Beethoven, una y otra vez. Terminaba extenuada, pero no cambió de autor. En una de sus sesiones de ensayo, mientras yo la escuchaba leyendo desde el dormitorio, rompió una cuerda. Inmediatamente cerró la tapa del piano de golpe, y se echó a llorar. Cuando salí a ver qué había pasado, me la encontré echa un ovillo en el suelo, sollozando. No soy feliz, me dijo. Esto sucedió hace cinco días. No soy feliz. Al día siguiente llamó a un par de amigos nuestros, Pablo y Miguel, para que la ayudaran a hacer la mudanza. No es que no quiera estar contigo. Es

que me ahogo, me dijo. ¿Volverás?, le pregunté . No lo sé.
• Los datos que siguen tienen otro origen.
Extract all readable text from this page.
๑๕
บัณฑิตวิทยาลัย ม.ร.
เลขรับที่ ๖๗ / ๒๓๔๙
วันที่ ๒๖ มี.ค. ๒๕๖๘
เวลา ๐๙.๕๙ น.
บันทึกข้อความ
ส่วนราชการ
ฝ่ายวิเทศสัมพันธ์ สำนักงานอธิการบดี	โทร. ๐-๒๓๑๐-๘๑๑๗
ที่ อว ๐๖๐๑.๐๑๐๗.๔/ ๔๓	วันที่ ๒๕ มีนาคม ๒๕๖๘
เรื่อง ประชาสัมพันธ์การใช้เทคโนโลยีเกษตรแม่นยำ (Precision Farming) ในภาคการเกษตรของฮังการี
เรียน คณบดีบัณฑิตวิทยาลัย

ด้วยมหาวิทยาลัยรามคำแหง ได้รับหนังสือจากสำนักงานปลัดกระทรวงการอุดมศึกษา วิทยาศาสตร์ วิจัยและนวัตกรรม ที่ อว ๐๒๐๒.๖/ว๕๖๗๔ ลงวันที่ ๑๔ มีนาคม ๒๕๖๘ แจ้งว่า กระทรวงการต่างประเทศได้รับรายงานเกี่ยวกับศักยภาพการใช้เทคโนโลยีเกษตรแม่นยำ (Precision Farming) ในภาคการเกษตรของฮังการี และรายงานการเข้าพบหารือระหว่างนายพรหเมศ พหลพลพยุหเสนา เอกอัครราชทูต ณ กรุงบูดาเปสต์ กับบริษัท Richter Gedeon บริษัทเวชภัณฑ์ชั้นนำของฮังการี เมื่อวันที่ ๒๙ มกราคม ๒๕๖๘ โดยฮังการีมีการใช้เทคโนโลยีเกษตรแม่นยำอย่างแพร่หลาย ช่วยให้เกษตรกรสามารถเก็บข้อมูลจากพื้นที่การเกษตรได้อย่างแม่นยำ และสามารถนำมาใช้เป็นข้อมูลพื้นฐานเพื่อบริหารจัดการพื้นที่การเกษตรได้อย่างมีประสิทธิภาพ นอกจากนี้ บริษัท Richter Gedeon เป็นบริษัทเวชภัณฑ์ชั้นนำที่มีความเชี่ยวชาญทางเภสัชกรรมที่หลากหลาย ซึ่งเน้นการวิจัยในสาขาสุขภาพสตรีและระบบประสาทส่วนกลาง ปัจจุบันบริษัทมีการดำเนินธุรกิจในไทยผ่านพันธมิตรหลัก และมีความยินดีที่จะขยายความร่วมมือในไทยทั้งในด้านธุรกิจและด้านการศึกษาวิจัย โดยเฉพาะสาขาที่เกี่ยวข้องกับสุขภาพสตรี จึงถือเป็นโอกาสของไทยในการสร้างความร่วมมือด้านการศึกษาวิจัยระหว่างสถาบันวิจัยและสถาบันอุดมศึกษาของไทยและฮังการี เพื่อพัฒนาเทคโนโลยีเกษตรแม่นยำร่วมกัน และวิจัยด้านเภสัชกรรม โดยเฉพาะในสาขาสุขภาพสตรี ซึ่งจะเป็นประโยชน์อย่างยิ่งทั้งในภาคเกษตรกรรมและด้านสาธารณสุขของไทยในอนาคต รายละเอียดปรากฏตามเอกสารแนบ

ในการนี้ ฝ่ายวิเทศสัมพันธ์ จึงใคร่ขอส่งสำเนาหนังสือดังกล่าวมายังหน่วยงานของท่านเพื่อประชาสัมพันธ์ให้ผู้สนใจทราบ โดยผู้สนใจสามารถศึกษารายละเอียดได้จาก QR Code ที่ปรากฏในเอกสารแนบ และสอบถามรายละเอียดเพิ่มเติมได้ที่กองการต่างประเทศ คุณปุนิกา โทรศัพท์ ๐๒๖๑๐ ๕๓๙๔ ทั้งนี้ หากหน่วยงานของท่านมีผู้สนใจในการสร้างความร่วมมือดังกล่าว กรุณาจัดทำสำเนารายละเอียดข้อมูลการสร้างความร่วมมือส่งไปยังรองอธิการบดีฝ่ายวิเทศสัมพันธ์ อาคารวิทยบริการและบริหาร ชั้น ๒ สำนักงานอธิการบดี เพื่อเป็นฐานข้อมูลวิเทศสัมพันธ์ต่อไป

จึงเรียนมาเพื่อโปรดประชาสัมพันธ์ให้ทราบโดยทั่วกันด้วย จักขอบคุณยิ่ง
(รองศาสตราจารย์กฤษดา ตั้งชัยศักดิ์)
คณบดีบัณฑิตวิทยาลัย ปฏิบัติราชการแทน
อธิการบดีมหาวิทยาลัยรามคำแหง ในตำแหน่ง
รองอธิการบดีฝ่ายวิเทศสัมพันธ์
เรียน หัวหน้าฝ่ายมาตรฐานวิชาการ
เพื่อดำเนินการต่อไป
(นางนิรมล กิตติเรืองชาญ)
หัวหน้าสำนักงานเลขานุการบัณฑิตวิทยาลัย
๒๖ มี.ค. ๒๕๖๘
En el momento en que escuché cómo se cerraba la puerta, supe que no iba a volver.

Epílogo

A

veces juego a ser escritora. Conecto el ordenador y se me ocurren historias que tecleo como un pasatiempo más. Hay gente que le gusta jugar a pádel, o

escalar. A mi me gusta escribir, aunque el resultado no sea, en la mayoría de los casos, nada reseñable.

Pero esta vez más que un juego es un modo de exorcizarme, de hacer una retrospectiva de cómo han funcionado mis relaciones. Cuando ella me dejó, en vez de derrumbarme, cogí el primer tren hacia Madrid, esa ciudad que nunca te decepciona. Necesitaba escapar, necesitaba escribir, y necesitaba que fuera sobre lo que me acababa de ocurrir. Estoy muy al tanto de que, quizá, al texto le falte edición. Pero a bien seguro lo que no le falta es verdad. Valerie.